To more accurately compare the efficiency of lighting conditions with different duty cycles, electrical energy per order (E_EO) was calculated. E_EO is the energy in kWh needed to decrease the microcystin or TPA concentration by one order of magnitude in a liter of water. E_EO was calculated by the following equations [40,41]:

$$E_{EO}\left(MC\right)=\frac{1000·P·t}{V·log\left(\raisebox{1ex}{$C_i$}\!\left/ \!\raisebox{-1ex}{$C_f$}\right.\right)}$$

$$E_{EO}\left(HTPA\right)=\frac{1000·P·t}{V·k_2}$$

where P is the power dissipated over the treatment process in kW, t is the reaction time in min, V is the reaction volume in L, k₂ is the degradation rate of HTPA, and C_i and C_f are the initial and final microcystin concentrations, respectively.

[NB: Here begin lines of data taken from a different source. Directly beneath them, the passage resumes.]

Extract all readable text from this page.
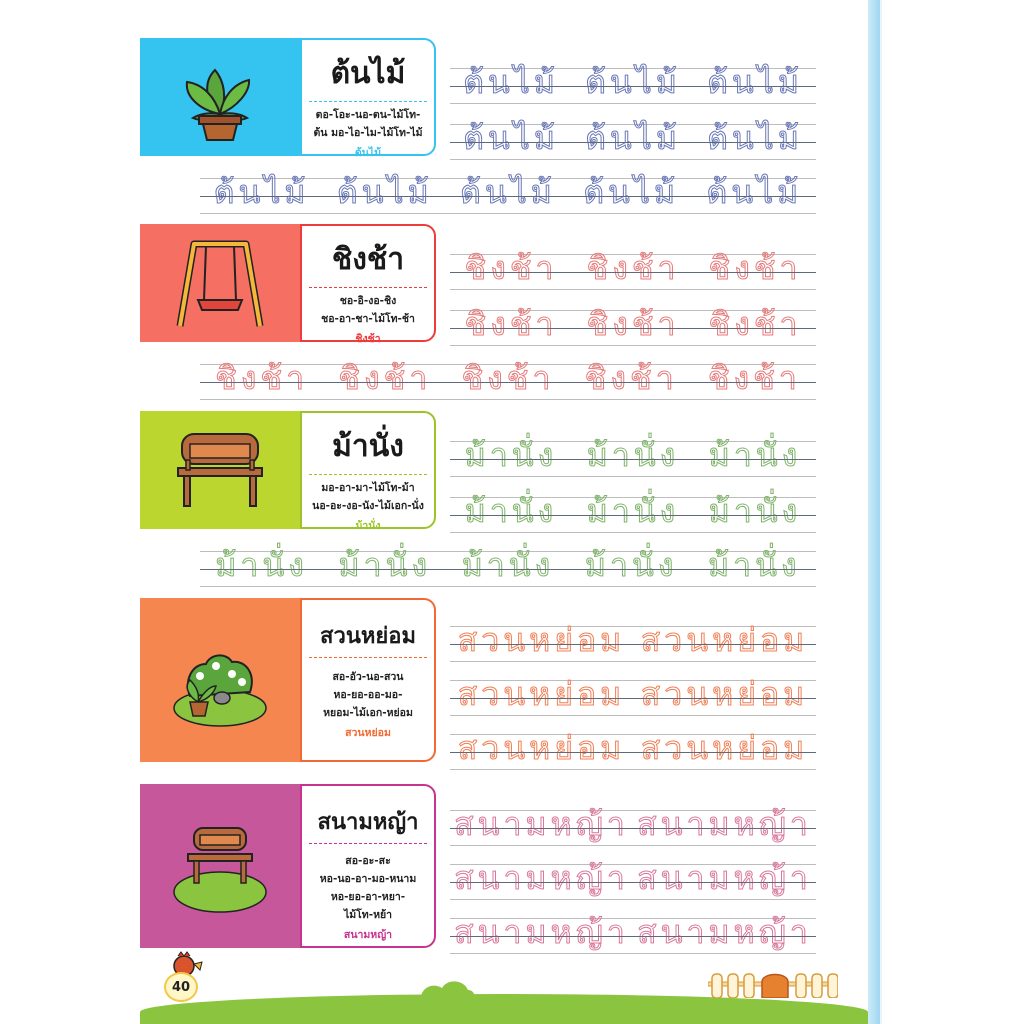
ต้นไม้
ตอ-โอะ-นอ-ตน-ไม้โท-
ต้น มอ-ไอ-ไม-ไม้โท-ไม้
ต้นไม้
ต้นไม้ ต้นไม้ ต้นไม้
ต้นไม้ ต้นไม้ ต้นไม้
ต้นไม้ ต้นไม้ ต้นไม้ ต้นไม้ ต้นไม้
ชิงช้า
ชอ-อิ-งอ-ชิง
ชอ-อา-ชา-ไม้โท-ช้า
ชิงช้า
ชิงช้า ชิงช้า ชิงช้า
ชิงช้า ชิงช้า ชิงช้า
ชิงช้า ชิงช้า ชิงช้า ชิงช้า ชิงช้า
ม้านั่ง
มอ-อา-มา-ไม้โท-ม้า
นอ-อะ-งอ-นัง-ไม้เอก-นั่ง
ม้านั่ง
ม้านั่ง ม้านั่ง ม้านั่ง
ม้านั่ง ม้านั่ง ม้านั่ง
ม้านั่ง ม้านั่ง ม้านั่ง ม้านั่ง ม้านั่ง
สวนหย่อม
สอ-อัว-นอ-สวน
หอ-ยอ-ออ-มอ-
หยอม-ไม้เอก-หย่อม
สวนหย่อม
สวนหย่อม สวนหย่อม
สวนหย่อม สวนหย่อม
สวนหย่อม สวนหย่อม
สนามหญ้า
สอ-อะ-สะ
หอ-นอ-อา-มอ-หนาม
หอ-ยอ-อา-หยา-
ไม้โท-หย้า
สนามหญ้า
สนามหญ้า สนามหญ้า
สนามหญ้า สนามหญ้า
สนามหญ้า สนามหญ้า
40
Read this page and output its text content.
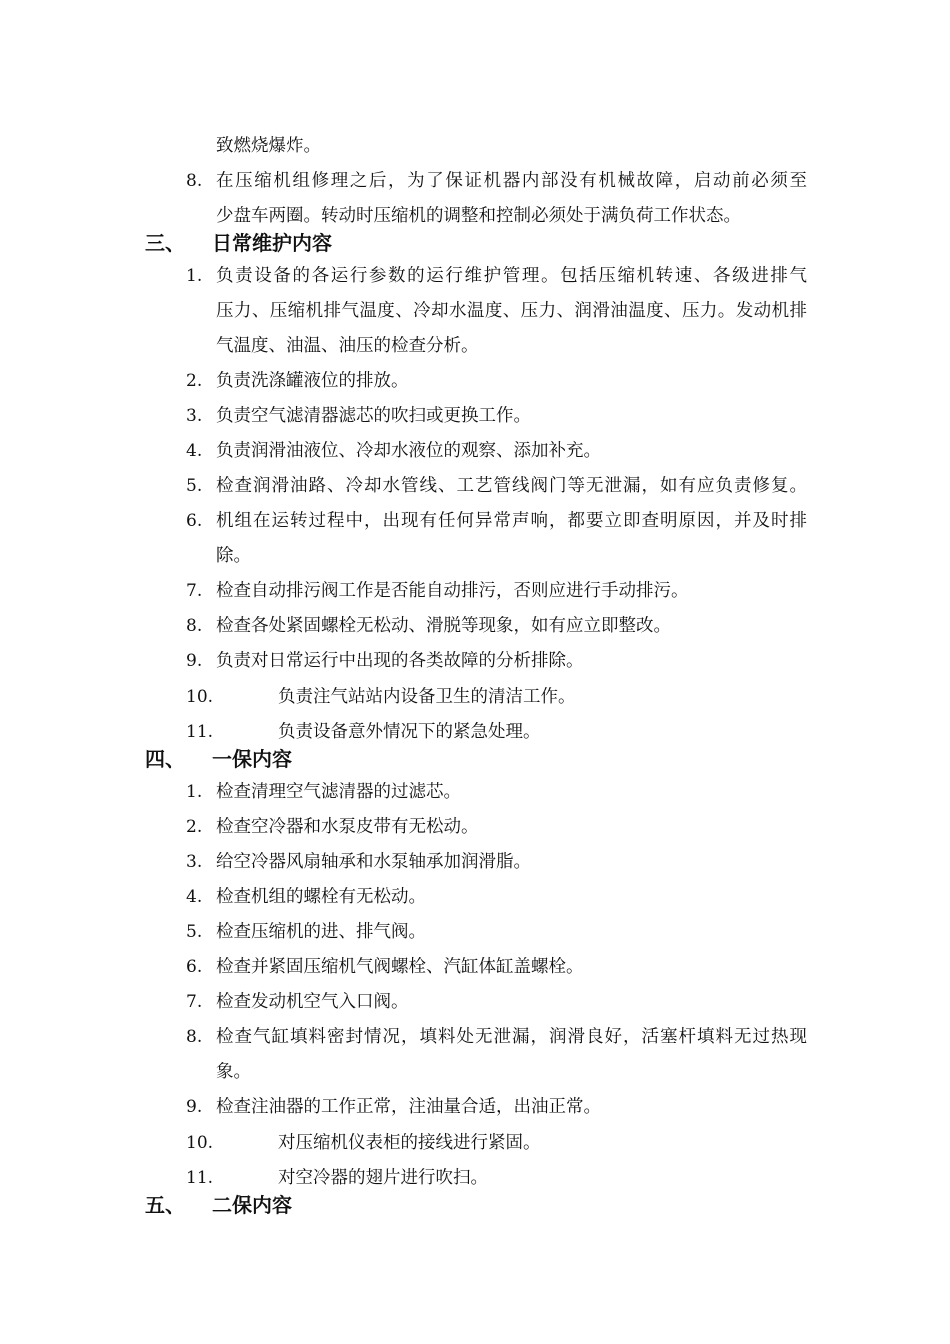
致燃烧爆炸。
8. 在压缩机组修理之后，为了保证机器内部没有机械故障，启动前必须至
少盘车两圈。转动时压缩机的调整和控制必须处于满负荷工作状态。
三、 日常维护内容
1. 负责设备的各运行参数的运行维护管理。包括压缩机转速、各级进排气
压力、压缩机排气温度、冷却水温度、压力、润滑油温度、压力。发动机排
气温度、油温、油压的检查分析。
2. 负责洗涤罐液位的排放。
3. 负责空气滤清器滤芯的吹扫或更换工作。
4. 负责润滑油液位、冷却水液位的观察、添加补充。
5. 检查润滑油路、冷却水管线、工艺管线阀门等无泄漏，如有应负责修复。
6. 机组在运转过程中，出现有任何异常声响，都要立即查明原因，并及时排
除。
7. 检查自动排污阀工作是否能自动排污，否则应进行手动排污。
8. 检查各处紧固螺栓无松动、滑脱等现象，如有应立即整改。
9. 负责对日常运行中出现的各类故障的分析排除。
10.	负责注气站站内设备卫生的清洁工作。
11.	负责设备意外情况下的紧急处理。
四、 一保内容
1. 检查清理空气滤清器的过滤芯。
2. 检查空冷器和水泵皮带有无松动。
3. 给空冷器风扇轴承和水泵轴承加润滑脂。
4. 检查机组的螺栓有无松动。
5. 检查压缩机的进、排气阀。
6. 检查并紧固压缩机气阀螺栓、汽缸体缸盖螺栓。
7. 检查发动机空气入口阀。
8. 检查气缸填料密封情况，填料处无泄漏，润滑良好，活塞杆填料无过热现
象。
9. 检查注油器的工作正常，注油量合适，出油正常。
10.	对压缩机仪表柜的接线进行紧固。
11.	对空冷器的翅片进行吹扫。
五、 二保内容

3.6. Sample Preparation and Analysis

Each 4-mL sample was spiked with nodularin (NOD), a toxin similar in structure to microcystins, to 0.8 µg L⁻¹ for an internal standard [1]. The spiked samples were then evaporated to dryness in a Rocket Evaporator (Thermo Scientific) and reconstituted in 160 µL of UHPLC-grade methanol. Prepared samples were stored at −20 °C until analysis.

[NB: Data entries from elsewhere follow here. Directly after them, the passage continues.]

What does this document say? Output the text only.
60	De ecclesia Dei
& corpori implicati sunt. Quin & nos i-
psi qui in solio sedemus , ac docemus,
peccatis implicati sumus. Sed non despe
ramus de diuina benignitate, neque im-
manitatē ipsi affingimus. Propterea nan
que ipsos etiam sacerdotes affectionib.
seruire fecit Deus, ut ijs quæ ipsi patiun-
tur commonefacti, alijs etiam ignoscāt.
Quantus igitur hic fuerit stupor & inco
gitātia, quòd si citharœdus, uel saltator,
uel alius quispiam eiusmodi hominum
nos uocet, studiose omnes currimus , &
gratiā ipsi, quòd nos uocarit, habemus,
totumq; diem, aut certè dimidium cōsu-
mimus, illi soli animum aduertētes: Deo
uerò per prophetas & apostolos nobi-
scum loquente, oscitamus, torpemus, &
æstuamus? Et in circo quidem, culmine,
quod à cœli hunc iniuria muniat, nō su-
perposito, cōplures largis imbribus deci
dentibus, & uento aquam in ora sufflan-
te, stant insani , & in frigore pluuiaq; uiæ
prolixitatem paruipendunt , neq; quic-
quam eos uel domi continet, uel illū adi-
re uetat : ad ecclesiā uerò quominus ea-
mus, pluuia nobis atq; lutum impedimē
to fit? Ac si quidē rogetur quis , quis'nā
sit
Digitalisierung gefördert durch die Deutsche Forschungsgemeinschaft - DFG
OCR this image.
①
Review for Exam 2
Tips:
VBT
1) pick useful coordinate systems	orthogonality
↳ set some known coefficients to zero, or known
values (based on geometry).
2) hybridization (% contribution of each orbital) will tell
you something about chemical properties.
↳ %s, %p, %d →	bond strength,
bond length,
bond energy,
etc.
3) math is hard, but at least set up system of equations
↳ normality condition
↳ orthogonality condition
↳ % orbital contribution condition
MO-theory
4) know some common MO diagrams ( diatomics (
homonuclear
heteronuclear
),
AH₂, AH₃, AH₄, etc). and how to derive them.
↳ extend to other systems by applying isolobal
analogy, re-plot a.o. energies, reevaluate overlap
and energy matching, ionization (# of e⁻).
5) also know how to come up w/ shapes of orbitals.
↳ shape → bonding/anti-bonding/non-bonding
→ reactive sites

Microcystin quantitation was achieved with LC–MS/MS using an Agilent 1200 HPLC and 3200 quadrupole ion trap (QTRAP) mass spectrometer with electrospray ionization (ABSciex). Specific mass spectrometry parameters are summarized in

Table 2. Mass spectrometry parameters for the detection of microcystins.

	Q1a (Da)	Q3b (Da)	Time (ms)	DPc (volts)	EPd (volts)	CEe (volts)	CXPf (volts)	CEPg (volts)	Retention Time (min)
NOD	825.563	135.3	150	96	12	75	4	40	4.55
MC-LA	911.395	135.2	150	51	12	81	4	36	4.62
MC-LR	995.699	135.1	150	116	12	99	4	36	4.67
MC-RR	519.960	135.2	150	131	7	41	4	26	4.88

^a First quadrupole, ^b third quadrupole, ^c declustering potential, ^d entrance potential, ^e collision energy, ^f collision cell exit potential, and ^g collision cell entrance potential.

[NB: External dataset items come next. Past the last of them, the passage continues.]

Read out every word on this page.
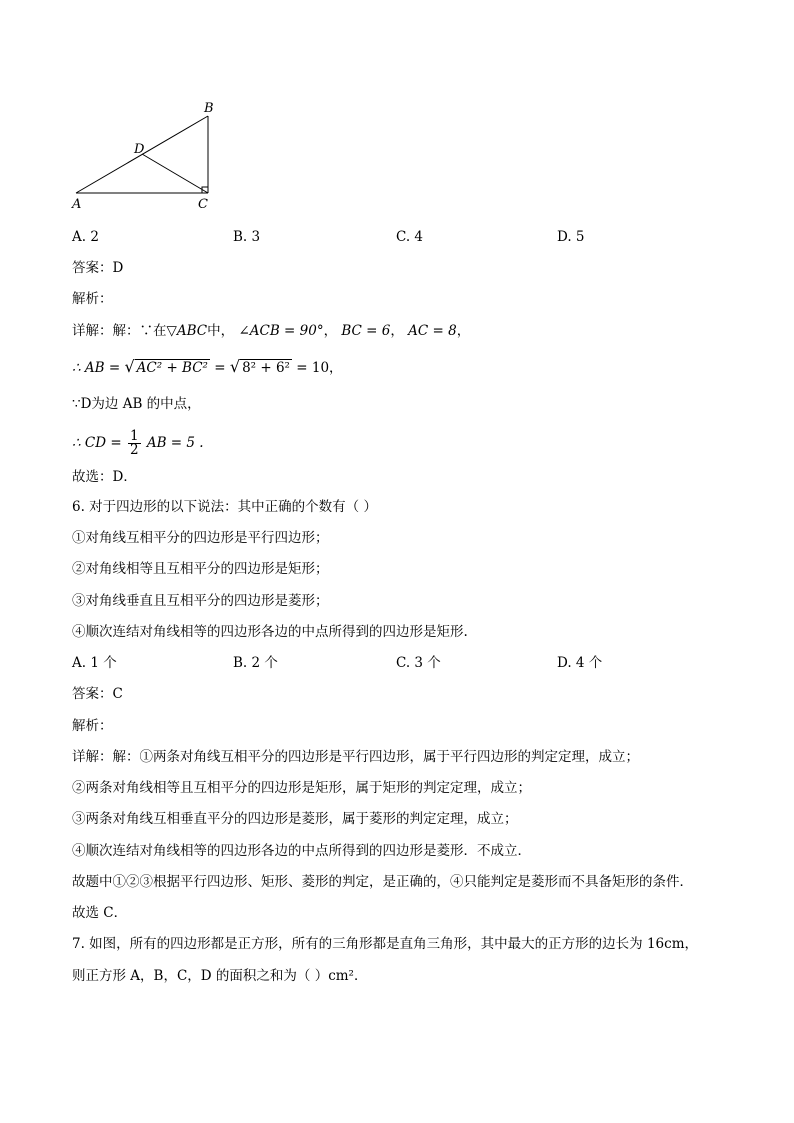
B
D
A	C
A. 2	B. 3	C. 4	D. 5
答案：D
解析：
详解：解：∵在▽ABC中， ∠ACB = 90°， BC = 6， AC = 8，
∴ AB = √ AC² + BC² = √ 8² + 6² = 10，
∵D为边 AB 的中点，
∴ CD = $\frac{1}{2}$ AB = 5 .
故选：D．
6. 对于四边形的以下说法：其中正确的个数有（ ）
①对角线互相平分的四边形是平行四边形；
②对角线相等且互相平分的四边形是矩形；
③对角线垂直且互相平分的四边形是菱形；
④顺次连结对角线相等的四边形各边的中点所得到的四边形是矩形.
A. 1 个	B. 2 个	C. 3 个	D. 4 个
答案：C
解析：
详解：解：①两条对角线互相平分的四边形是平行四边形，属于平行四边形的判定定理，成立；
②两条对角线相等且互相平分的四边形是矩形，属于矩形的判定定理，成立；
③两条对角线互相垂直平分的四边形是菱形，属于菱形的判定定理，成立；
④顺次连结对角线相等的四边形各边的中点所得到的四边形是菱形．不成立．
故题中①②③根据平行四边形、矩形、菱形的判定，是正确的，④只能判定是菱形而不具备矩形的条件．
故选 C．
7. 如图，所有的四边形都是正方形，所有的三角形都是直角三角形，其中最大的正方形的边长为 16cm，
则正方形 A，B，C，D 的面积之和为（ ）cm²．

. In order to achieve separation, a Poroshell 120 SB-C18 column (4.6 × 150 mm, 2.7 µm, Agilent Technologies) was used with 0.5 mM ammonium fluoride and acetonitrile (ACN) at 1 mL min⁻¹ and 40 °C, with 20-µL sample injections. For the mobile phase gradient, 10% ACN was held for 0.5 min, which was increased to 100% ACN over 4.5 min and held for 1 min. The mobile phase composition was then returned to 10% ACN over 0.5 min and equilibrated for 3.5 min before the next injection. The calibration curves for each microcystin were linear from 0.5 to 500 µg L⁻¹.

4. Conclusions

In this study three common microcystins, MC-LA, MC-LR, and MC-RR, were successfully degraded in water using a UV/TiO₂ photocatalytic AOP_. E_EO values calculated for TPA conversion determined continuous UV-LED illumination to be less efficient than all the CPI conditions tested, demonstrating the potential of CPI to improve the efficiency of the photocatalytic AOP. Under continuous illumination, the negatively charged MC-LA degraded at more than twice the rate of MC-LR or MC-RR because it preferentially adsorbed onto the positive PTT membrane catalyst. The pH dependence of the degradation rates suggests that the isoelectric point of the catalyst can be tuned to improve the degradation of target pollutants in water of a known pH, given the compound charges. CPI conditions of 0.5, 5, and 50 Hz as well as dual 0.5 and 25 Hz with a 50% duty cycle were also examined for treating microcystins. When considering the cumulative microcystin solution, the 0.5 and 5 Hz CPI conditions were determined to be more efficient than continuous UV light based on the calculated E_EO. These results can be explained by mass-transfer limitations, where the rate of adsorption and desorption onto the surface of the catalyst limits photonic efficiency. The results of this work indicate that the use of CPI has the potential to improve the energy efficiency and light source life span in photocatalytic AOPs and is worth further investigation. Improving these parameters makes photocatalytic AOPs more attractive as a large-scale water treatment solution because they have the potential to greatly decrease costs.